Label	${\mathit{a}}_0$ (mT)	${\mathit{b}}^{\prime }$ (mT)	${\mathit{T}}_{\mathbf{min}}$ (K)	n
NMG-2	128	449	348	2
NMG-8	104	183	364	2

. It has long been reported that in spin-glass alloys, the value of the residual component of the linewidth is related to the strength of the crystal fields effect and the local magnetic moment perturbations through a demagnetization mechanism [54].The value of $a_0$ for both samples (see Table 2) suggests that the contributions of the demagnetization and crystal field effect in NMG-2 and NMG-8 are high.

4. Conclusions

In summary, we presented the EMR study of ${\mathrm{Ni}}_{50.2}{\mathrm{Mn}}_{28.3}{\mathrm{Ga}}_{21.5}$ powder. Two types of measurements were performed: cyclic measurements at room temperature and temperature measurements in a temperature range of 100 K $\le T\le$ 450 K. In the cyclic spectra recorded for the samples taken at the beginning of the milling process, we observed a “training effect”.For each spectrum, the EMR signal was satisfactorily fitted using a single metallic Lorentz line.
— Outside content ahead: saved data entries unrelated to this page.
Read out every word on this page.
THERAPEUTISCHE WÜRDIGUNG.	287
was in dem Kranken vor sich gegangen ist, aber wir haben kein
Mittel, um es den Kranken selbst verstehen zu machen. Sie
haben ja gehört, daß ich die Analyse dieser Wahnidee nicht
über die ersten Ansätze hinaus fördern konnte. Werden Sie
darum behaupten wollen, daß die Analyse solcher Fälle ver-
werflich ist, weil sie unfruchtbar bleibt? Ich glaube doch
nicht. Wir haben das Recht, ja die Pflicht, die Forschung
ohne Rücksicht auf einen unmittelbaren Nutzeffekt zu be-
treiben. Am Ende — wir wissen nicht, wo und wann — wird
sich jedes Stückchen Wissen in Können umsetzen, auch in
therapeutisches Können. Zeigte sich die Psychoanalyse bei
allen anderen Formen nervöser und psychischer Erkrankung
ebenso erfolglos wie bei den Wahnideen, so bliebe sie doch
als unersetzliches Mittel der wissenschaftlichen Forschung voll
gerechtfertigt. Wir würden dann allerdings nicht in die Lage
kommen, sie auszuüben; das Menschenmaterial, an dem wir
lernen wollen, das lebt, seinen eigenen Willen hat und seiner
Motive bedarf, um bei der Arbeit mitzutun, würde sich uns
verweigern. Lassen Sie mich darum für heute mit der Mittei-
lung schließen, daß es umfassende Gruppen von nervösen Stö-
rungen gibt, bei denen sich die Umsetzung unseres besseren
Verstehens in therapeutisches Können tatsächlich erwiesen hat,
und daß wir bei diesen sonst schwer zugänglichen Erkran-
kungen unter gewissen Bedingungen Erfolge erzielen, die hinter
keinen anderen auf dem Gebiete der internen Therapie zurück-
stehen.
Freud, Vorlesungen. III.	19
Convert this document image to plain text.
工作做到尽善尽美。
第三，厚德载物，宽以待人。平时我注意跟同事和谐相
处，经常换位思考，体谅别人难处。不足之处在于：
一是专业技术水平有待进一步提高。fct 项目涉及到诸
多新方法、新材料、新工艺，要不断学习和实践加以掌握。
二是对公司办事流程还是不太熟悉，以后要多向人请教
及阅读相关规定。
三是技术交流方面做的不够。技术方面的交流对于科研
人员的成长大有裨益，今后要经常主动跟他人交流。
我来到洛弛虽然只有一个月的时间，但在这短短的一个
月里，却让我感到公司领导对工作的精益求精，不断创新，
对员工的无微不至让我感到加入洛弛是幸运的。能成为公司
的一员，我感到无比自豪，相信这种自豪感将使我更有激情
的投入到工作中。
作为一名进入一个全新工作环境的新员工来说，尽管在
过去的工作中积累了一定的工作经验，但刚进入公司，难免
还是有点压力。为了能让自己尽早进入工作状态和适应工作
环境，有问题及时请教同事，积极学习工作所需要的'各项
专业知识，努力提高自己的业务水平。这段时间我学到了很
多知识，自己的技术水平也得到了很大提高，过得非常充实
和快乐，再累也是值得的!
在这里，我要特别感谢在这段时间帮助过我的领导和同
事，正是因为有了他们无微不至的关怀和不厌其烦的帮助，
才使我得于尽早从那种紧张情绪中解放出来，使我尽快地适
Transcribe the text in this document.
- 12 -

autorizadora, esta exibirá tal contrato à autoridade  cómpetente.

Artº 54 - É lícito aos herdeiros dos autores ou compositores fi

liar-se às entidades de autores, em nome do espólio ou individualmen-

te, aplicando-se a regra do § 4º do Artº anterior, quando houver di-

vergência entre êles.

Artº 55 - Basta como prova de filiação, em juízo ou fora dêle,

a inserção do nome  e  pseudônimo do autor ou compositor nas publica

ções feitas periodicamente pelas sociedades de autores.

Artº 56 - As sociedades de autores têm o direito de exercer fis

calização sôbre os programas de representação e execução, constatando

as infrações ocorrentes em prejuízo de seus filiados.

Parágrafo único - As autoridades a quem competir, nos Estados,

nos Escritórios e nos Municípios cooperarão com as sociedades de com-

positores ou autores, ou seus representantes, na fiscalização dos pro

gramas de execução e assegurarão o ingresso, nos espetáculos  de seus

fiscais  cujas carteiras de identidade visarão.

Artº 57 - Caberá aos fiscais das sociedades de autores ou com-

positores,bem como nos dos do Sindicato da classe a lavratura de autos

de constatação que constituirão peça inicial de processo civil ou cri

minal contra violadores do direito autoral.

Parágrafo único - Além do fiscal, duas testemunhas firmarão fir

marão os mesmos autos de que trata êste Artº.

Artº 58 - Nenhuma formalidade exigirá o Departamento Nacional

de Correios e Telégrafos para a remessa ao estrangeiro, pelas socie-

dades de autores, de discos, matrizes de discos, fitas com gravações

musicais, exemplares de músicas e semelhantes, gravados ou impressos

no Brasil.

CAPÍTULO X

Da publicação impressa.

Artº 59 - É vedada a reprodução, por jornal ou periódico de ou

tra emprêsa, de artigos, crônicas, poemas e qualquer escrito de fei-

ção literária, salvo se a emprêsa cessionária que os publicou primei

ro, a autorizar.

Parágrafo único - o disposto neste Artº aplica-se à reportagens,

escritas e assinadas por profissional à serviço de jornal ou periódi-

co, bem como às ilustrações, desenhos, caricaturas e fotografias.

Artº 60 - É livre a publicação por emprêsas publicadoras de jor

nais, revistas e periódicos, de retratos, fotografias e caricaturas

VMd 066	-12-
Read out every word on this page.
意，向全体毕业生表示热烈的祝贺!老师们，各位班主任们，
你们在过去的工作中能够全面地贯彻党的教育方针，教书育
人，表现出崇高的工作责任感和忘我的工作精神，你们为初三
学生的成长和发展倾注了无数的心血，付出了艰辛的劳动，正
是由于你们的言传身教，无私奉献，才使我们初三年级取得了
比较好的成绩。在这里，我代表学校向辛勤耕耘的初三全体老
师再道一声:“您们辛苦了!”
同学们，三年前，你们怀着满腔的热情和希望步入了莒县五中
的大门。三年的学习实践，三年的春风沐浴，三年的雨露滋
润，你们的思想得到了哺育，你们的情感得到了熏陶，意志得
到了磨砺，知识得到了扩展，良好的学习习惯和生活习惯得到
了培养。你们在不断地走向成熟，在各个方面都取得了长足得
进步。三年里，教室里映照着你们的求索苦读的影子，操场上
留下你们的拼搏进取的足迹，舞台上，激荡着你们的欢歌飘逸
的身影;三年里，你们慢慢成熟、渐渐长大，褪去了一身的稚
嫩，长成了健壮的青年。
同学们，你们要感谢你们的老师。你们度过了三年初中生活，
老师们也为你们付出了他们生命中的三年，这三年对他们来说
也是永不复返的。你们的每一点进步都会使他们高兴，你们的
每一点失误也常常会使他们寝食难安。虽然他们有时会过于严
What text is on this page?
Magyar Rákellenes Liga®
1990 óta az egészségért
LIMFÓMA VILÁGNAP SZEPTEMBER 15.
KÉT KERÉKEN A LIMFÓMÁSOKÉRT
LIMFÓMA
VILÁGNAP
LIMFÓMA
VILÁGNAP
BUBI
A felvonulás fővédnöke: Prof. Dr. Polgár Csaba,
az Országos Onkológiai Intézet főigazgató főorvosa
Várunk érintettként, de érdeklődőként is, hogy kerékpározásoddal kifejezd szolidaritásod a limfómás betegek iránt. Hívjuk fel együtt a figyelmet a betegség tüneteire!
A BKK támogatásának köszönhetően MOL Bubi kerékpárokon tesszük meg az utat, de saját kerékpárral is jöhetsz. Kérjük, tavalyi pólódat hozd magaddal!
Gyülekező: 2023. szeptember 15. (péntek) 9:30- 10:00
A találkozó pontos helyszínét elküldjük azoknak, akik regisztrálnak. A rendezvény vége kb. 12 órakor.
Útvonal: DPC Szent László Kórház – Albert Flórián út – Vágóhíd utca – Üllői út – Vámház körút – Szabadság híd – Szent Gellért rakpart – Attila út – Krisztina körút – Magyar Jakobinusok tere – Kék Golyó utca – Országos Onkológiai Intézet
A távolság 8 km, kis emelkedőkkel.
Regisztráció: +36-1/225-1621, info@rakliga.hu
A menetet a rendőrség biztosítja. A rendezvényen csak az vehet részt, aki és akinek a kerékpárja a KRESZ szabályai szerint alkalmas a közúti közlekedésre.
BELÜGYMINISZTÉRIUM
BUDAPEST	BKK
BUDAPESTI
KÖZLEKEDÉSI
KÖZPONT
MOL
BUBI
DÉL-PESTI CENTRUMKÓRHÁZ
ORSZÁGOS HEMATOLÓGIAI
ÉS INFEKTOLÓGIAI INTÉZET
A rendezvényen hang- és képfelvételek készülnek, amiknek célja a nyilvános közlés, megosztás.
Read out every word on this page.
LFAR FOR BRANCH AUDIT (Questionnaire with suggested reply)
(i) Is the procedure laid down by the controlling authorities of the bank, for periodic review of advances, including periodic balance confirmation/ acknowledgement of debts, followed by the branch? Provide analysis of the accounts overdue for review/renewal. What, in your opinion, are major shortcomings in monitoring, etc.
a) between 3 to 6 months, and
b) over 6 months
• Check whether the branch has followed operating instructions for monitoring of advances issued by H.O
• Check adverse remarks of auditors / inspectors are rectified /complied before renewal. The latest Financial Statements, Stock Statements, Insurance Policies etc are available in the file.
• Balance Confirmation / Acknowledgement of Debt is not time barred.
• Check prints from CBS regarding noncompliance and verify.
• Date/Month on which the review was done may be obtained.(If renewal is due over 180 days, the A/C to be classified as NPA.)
In high-temperature regions, we observed that dispersion influenced the shape of the spectra; however, as the temperature decreased, the asymmetry of the line was reduced. Based on fitting parameters such as intensity and linewidth, the temperature dependence of the integral intensity was determined. The Curie temperature, determined in this manner, was equal to 352 K. The shift in resonance field value at high temperatures and the temperature dependence of the linewidth below the Curie temperature indicates that the investigated samples had a spin-glass alloy character.